枕元に置いていたスマホを見てみる。メッセージがニ件。
星羅からのメッセージが、連投で送られてきていた。
『久しぶりに西原君と飲めて楽しかったよ!』
『書類、しっかり預かったからね!』
星羅、律儀なやつだな……跳ねた髪を触りながら、一人ニヤける。
まあそれはいいとして、書類って何だっけ……全く思い出せない。
「あれ、今日って金曜日じゃ……」
頭が真っ白になった。
スマホのロック画面には、金曜日の文字が見える。
そして時刻は……。
「やばい、遅刻だ!」
全身の血の気が引く感覚。
しまった……星羅との飲み会だからって、つい飲み過ぎてしまった。
寝巻きにしているスウェットを脱いで、一度シャワーへ。
冷水のまま頭だけ濡らした。
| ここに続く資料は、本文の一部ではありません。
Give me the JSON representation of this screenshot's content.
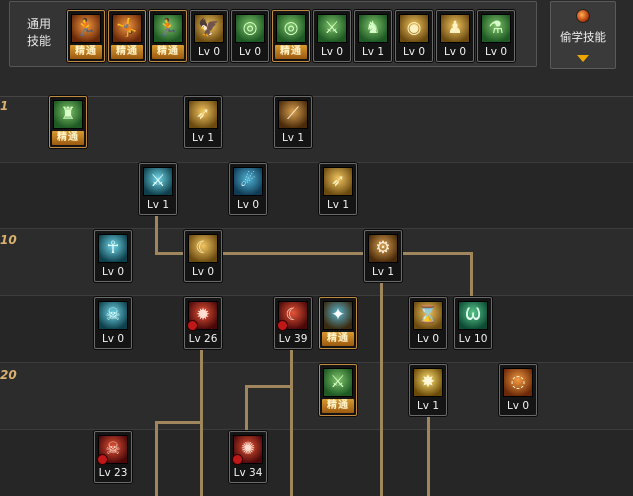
{
  "header": {
    "common_label_line1": "通用",
    "common_label_line2": "技能",
    "steal_label": "偷学技能"
  },
  "level_markers": [
    "1",
    "10",
    "20"
  ],
  "common_skills": [
    {
      "name": "common-skill-1",
      "level": "精通",
      "mastered": true,
      "theme": "t-orange",
      "glyph": "🏃"
    },
    {
      "name": "common-skill-2",
      "level": "精通",
      "mastered": true,
      "theme": "t-orange",
      "glyph": "🤸"
    },
    {
      "name": "common-skill-3",
      "level": "精通",
      "mastered": true,
      "theme": "t-green",
      "glyph": "🏃"
    },
    {
      "name": "common-skill-4",
      "level": "Lv 0",
      "mastered": false,
      "theme": "t-gold",
      "glyph": "🦅"
    },
    {
      "name": "common-skill-5",
      "level": "Lv 0",
      "mastered": false,
      "theme": "t-green",
      "glyph": "◎"
    },
    {
      "name": "common-skill-6",
      "level": "精通",
      "mastered": true,
      "theme": "t-green",
      "glyph": "◎"
    },
    {
      "name": "common-skill-7",
      "level": "Lv 0",
      "mastered": false,
      "theme": "t-green",
      "glyph": "⚔"
    },
    {
      "name": "common-skill-8",
      "level": "Lv 1",
      "mastered": false,
      "theme": "t-green",
      "glyph": "♞"
    },
    {
      "name": "common-skill-9",
      "level": "Lv 0",
      "mastered": false,
      "theme": "t-gold",
      "glyph": "◉"
    },
    {
      "name": "common-skill-10",
      "level": "Lv 0",
      "mastered": false,
      "theme": "t-gold",
      "glyph": "♟"
    },
    {
      "name": "common-skill-11",
      "level": "Lv 0",
      "mastered": false,
      "theme": "t-green",
      "glyph": "⚗"
    }
  ],
  "tree_skills": [
    {
      "name": "tree-skill-r1-a",
      "level": "精通",
      "mastered": true,
      "theme": "t-green",
      "glyph": "♜"
    },
    {
      "name": "tree-skill-r1-b",
      "level": "Lv 1",
      "mastered": false,
      "theme": "t-gold",
      "glyph": "➶"
    },
    {
      "name": "tree-skill-r1-c",
      "level": "Lv 1",
      "mastered": false,
      "theme": "t-brown",
      "glyph": "⟋"
    },
    {
      "name": "tree-skill-r2-a",
      "level": "Lv 1",
      "mastered": false,
      "theme": "t-cyan",
      "glyph": "⚔"
    },
    {
      "name": "tree-skill-r2-b",
      "level": "Lv 0",
      "mastered": false,
      "theme": "t-blue",
      "glyph": "☄"
    },
    {
      "name": "tree-skill-r2-c",
      "level": "Lv 1",
      "mastered": false,
      "theme": "t-gold",
      "glyph": "➶"
    },
    {
      "name": "tree-skill-r3-a",
      "level": "Lv 0",
      "mastered": false,
      "theme": "t-cyan",
      "glyph": "☥"
    },
    {
      "name": "tree-skill-r3-b",
      "level": "Lv 0",
      "mastered": false,
      "theme": "t-gold",
      "glyph": "☾"
    },
    {
      "name": "tree-skill-r3-c",
      "level": "Lv 1",
      "mastered": false,
      "theme": "t-brown",
      "glyph": "⚙"
    },
    {
      "name": "tree-skill-r4-a",
      "level": "Lv 0",
      "mastered": false,
      "theme": "t-cyan",
      "glyph": "☠"
    },
    {
      "name": "tree-skill-r4-b",
      "level": "Lv 26",
      "mastered": false,
      "theme": "t-red",
      "glyph": "✹",
      "badge": true
    },
    {
      "name": "tree-skill-r4-c",
      "level": "Lv 39",
      "mastered": false,
      "theme": "t-red",
      "glyph": "☾",
      "badge": true
    },
    {
      "name": "tree-skill-r4-d",
      "level": "精通",
      "mastered": true,
      "theme": "t-mixed",
      "glyph": "✦"
    },
    {
      "name": "tree-skill-r4-e",
      "level": "Lv 0",
      "mastered": false,
      "theme": "t-gold",
      "glyph": "⌛"
    },
    {
      "name": "tree-skill-r4-f",
      "level": "Lv 10",
      "mastered": false,
      "theme": "t-teal",
      "glyph": "Ѡ"
    },
    {
      "name": "tree-skill-r5-a",
      "level": "精通",
      "mastered": true,
      "theme": "t-green",
      "glyph": "⚔"
    },
    {
      "name": "tree-skill-r5-b",
      "level": "Lv 1",
      "mastered": false,
      "theme": "t-yellow",
      "glyph": "✸"
    },
    {
      "name": "tree-skill-r5-c",
      "level": "Lv 0",
      "mastered": false,
      "theme": "t-orange",
      "glyph": "◌"
    },
    {
      "name": "tree-skill-r6-a",
      "level": "Lv 23",
      "mastered": false,
      "theme": "t-red",
      "glyph": "☠",
      "badge": true
    },
    {
      "name": "tree-skill-r6-b",
      "level": "Lv 34",
      "mastered": false,
      "theme": "t-red",
      "glyph": "✺",
      "badge": true
    }
  ]
}
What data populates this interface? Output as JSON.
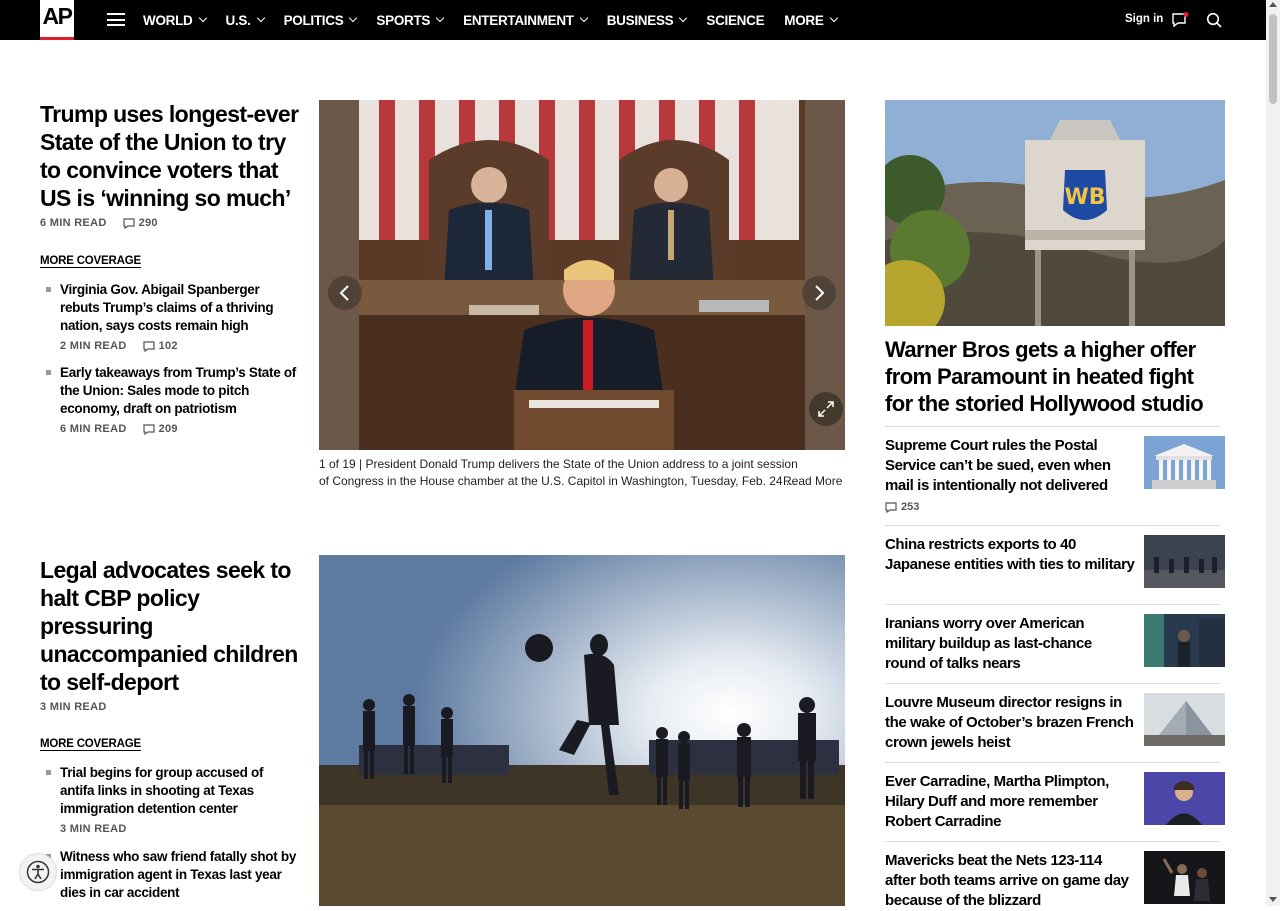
{
  "header": {
    "logo": "AP",
    "nav": [
      {
        "label": "WORLD",
        "dropdown": true
      },
      {
        "label": "U.S.",
        "dropdown": true
      },
      {
        "label": "POLITICS",
        "dropdown": true
      },
      {
        "label": "SPORTS",
        "dropdown": true
      },
      {
        "label": "ENTERTAINMENT",
        "dropdown": true
      },
      {
        "label": "BUSINESS",
        "dropdown": true
      },
      {
        "label": "SCIENCE",
        "dropdown": false
      },
      {
        "label": "MORE",
        "dropdown": true
      }
    ],
    "signin": "Sign in",
    "icons": [
      "menu-icon",
      "chat-icon",
      "search-icon"
    ],
    "accent": "#e21d30"
  },
  "lead1": {
    "headline": "Trump uses longest-ever State of the Union to try to convince voters that US is ‘winning so much’",
    "read_time": "6 MIN READ",
    "comments": "290",
    "more_coverage": "MORE COVERAGE",
    "related": [
      {
        "title": "Virginia Gov. Abigail Spanberger rebuts Trump’s claims of a thriving nation, says costs remain high",
        "read_time": "2 MIN READ",
        "comments": "102"
      },
      {
        "title": "Early takeaways from Trump’s State of the Union: Sales mode to pitch economy, draft on patriotism",
        "read_time": "6 MIN READ",
        "comments": "209"
      }
    ],
    "gallery": {
      "counter": "1 of 19 |",
      "caption": "President Donald Trump delivers the State of the Union address to a joint session of Congress in the House chamber at the U.S. Capitol in Washington, Tuesday, Feb. 24 ...",
      "read_more": "Read More"
    }
  },
  "lead2": {
    "headline": "Legal advocates seek to halt CBP policy pressuring unaccompanied children to self-deport",
    "read_time": "3 MIN READ",
    "more_coverage": "MORE COVERAGE",
    "related": [
      {
        "title": "Trial begins for group accused of antifa links in shooting at Texas immigration detention center",
        "read_time": "3 MIN READ"
      },
      {
        "title": "Witness who saw friend fatally shot by immigration agent in Texas last year dies in car accident",
        "read_time": ""
      }
    ]
  },
  "sidebar": {
    "main_headline": "Warner Bros gets a higher offer from Paramount in heated fight for the storied Hollywood studio",
    "items": [
      {
        "title": "Supreme Court rules the Postal Service can’t be sued, even when mail is intentionally not delivered",
        "comments": "253"
      },
      {
        "title": "China restricts exports to 40 Japanese entities with ties to military",
        "comments": ""
      },
      {
        "title": "Iranians worry over American military buildup as last-chance round of talks nears",
        "comments": ""
      },
      {
        "title": "Louvre Museum director resigns in the wake of October’s brazen French crown jewels heist",
        "comments": ""
      },
      {
        "title": "Ever Carradine, Martha Plimpton, Hilary Duff and more remember Robert Carradine",
        "comments": ""
      },
      {
        "title": "Mavericks beat the Nets 123-114 after both teams arrive on game day because of the blizzard",
        "comments": ""
      }
    ]
  }
}
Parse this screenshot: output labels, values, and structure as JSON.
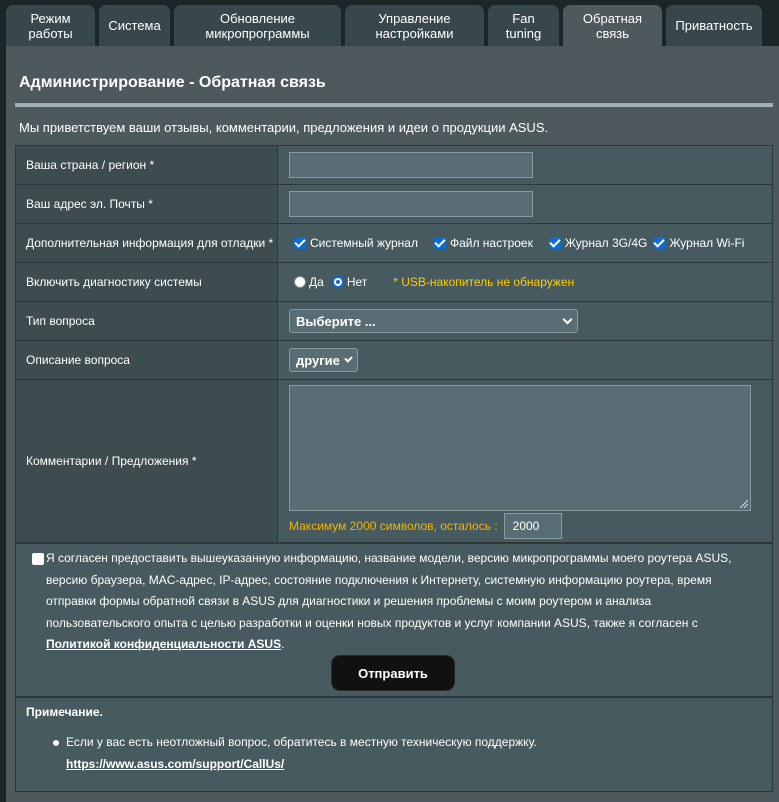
{
  "tabs": [
    {
      "label": "Режим\nработы"
    },
    {
      "label": "Система"
    },
    {
      "label": "Обновление\nмикропрограммы"
    },
    {
      "label": "Управление\nнастройками"
    },
    {
      "label": "Fan\ntuning"
    },
    {
      "label": "Обратная\nсвязь"
    },
    {
      "label": "Приватность"
    }
  ],
  "page": {
    "title": "Администрирование - Обратная связь",
    "welcome": "Мы приветствуем ваши отзывы, комментарии, предложения и идеи о продукции ASUS."
  },
  "form": {
    "country_label": "Ваша страна / регион *",
    "country_value": "",
    "email_label": "Ваш адрес эл. Почты *",
    "email_value": "",
    "debug_label": "Дополнительная информация для отладки *",
    "debug_options": [
      {
        "label": "Системный журнал",
        "checked": true
      },
      {
        "label": "Файл настроек",
        "checked": true
      },
      {
        "label": "Журнал 3G/4G",
        "checked": true
      },
      {
        "label": "Журнал Wi-Fi",
        "checked": true
      }
    ],
    "diag_label": "Включить диагностику системы",
    "diag_yes": "Да",
    "diag_no": "Нет",
    "diag_selected": "no",
    "usb_warning": "* USB-накопитель не обнаружен",
    "question_type_label": "Тип вопроса",
    "question_type_value": "Выберите ...",
    "question_desc_label": "Описание вопроса",
    "question_desc_value": "другие",
    "comments_label": "Комментарии / Предложения *",
    "comments_value": "",
    "max_chars_label": "Максимум 2000 символов, осталось :",
    "max_chars_remaining": "2000"
  },
  "consent": {
    "checked": false,
    "text": "Я согласен предоставить вышеуказанную информацию, название модели, версию микропрограммы моего роутера ASUS, версию браузера, MAC-адрес, IP-адрес, состояние подключения к Интернету, системную информацию роутера, время отправки формы обратной связи в ASUS для диагностики и решения проблемы с моим роутером и анализа пользовательского опыта с целью разработки и оценки новых продуктов и услуг компании ASUS, также я согласен с ",
    "link_text": "Политикой конфиденциальности ASUS",
    "after_link": ".",
    "submit_label": "Отправить"
  },
  "note": {
    "title": "Примечание.",
    "text": "Если у вас есть неотложный вопрос, обратитесь в местную техническую поддержку.",
    "link": "https://www.asus.com/support/CallUs/"
  },
  "colors": {
    "panel": "#4d595d",
    "tab": "#38474b",
    "cell": "#475a5f",
    "accent": "#0c6bd4",
    "warning": "#ffcc00"
  }
}
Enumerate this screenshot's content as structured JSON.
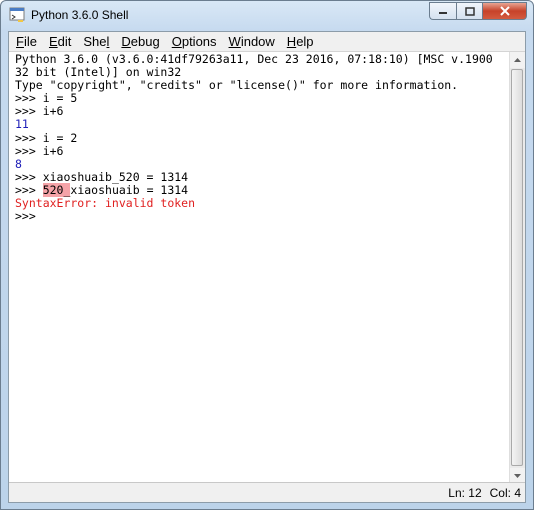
{
  "window": {
    "title": "Python 3.6.0 Shell"
  },
  "menu": [
    {
      "key": "F",
      "rest": "ile"
    },
    {
      "key": "E",
      "rest": "dit"
    },
    {
      "key": "She",
      "rest": "l",
      "pre": "She",
      "k2": "l"
    },
    {
      "key": "D",
      "rest": "ebug"
    },
    {
      "key": "O",
      "rest": "ptions"
    },
    {
      "key": "W",
      "rest": "indow"
    },
    {
      "key": "H",
      "rest": "elp"
    }
  ],
  "shell": {
    "header1": "Python 3.6.0 (v3.6.0:41df79263a11, Dec 23 2016, 07:18:10) [MSC v.1900",
    "header2": "32 bit (Intel)] on win32",
    "header3": "Type \"copyright\", \"credits\" or \"license()\" for more information.",
    "prompt": ">>> ",
    "cmd1": "i = 5",
    "cmd2": "i+6",
    "out1": "11",
    "cmd3": "i = 2",
    "cmd4": "i+6",
    "out2": "8",
    "cmd5": "xiaoshuaib_520 = 1314",
    "cmd6_hl": "520_",
    "cmd6_rest": "xiaoshuaib = 1314",
    "error": "SyntaxError: invalid token"
  },
  "status": {
    "line": "Ln: 12",
    "col": "Col: 4"
  },
  "colors": {
    "output": "#1f1fb8",
    "error": "#e02020",
    "highlight": "#f5a3a8"
  }
}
すぐにドライヤーで乾かす。
歯磨きも速攻で終わらせ、スーツ姿になった。
ここまで、約十分。
朝の準備時間、俺の中で最速記録だ。
二時間ほどの遅刻。
電車の中で、上司に腹痛のため遅れていると嘘の連絡をする。
返信はない。
怒っているのか……それとも呆れているのか。
もしくは俺なんかいなくてもいい存在だから……無視しているのか。
それでも、行かないと。
行って、誠心誠意謝罪して、気持ちを入れ替えて頑張りますって言わないと。
今度こそ一人前の営業マンとして、数字を上げるって言わないと。
星羅から言われた通り、自信を持つんだ。
会社に入って、自分のデスクに向かう。
すると、俺のデスクはなくなっていた。
「は?」
振り返ると上司が立っていた。
「西原、どうしてここにいるんだ?」
「ど、どういうことですか?」
上司が一枚の用紙を、俺の眼前に出す。
『営業三課への異動、及び減給に関する同意書』
……何だこれ。
営業三課って……会社のお荷物と呼ばれている、窓際族が集まる部署じゃないか。
しかもこれ、俺のサインだ。
しっかり印まで押してある。
「これって……」
上司は一度鼻で笑った後に、自分の席に着いた。
座りながら「管理部の人から受け取ったんだ。良かったよ、会社がしっかり判断してくれて」と棘のある声で言う。
その時に、さっきの星羅のメッセージが頭に浮かんだ。
『書類、しっかり預かったからね!』
星羅のやつ……俺を嵌めたっていうのか?
いや、待てよ。
そもそも、こんな身勝手な判断、会社がしていいわけがない。
社員の給料を減らすなんてこと、あってはいけないんだ。
俺の考えていることがわかったのか、上司が「会社を訴えるなんて馬鹿なこと考えるなよ」と、パソコンを弄りながら言った。
「俺の勝手です! こんなこと、あってはならない!」
「あのさ、同意って意味知ってるか? お前はこの通告を受け入れたんだよ。きっちり印まで押してるだろ」
「でも、正常な判断ができない状態でしたし……こんなの詐欺ですよ!」
他の社員がいる中、俺は声を荒げた。
上司は俺との会話が面倒になったのか、耳をほじりながら「知らねーよ」と小声で返してきた。
もう、上司とでは埒があかない。
管理部のデスクまで向かう。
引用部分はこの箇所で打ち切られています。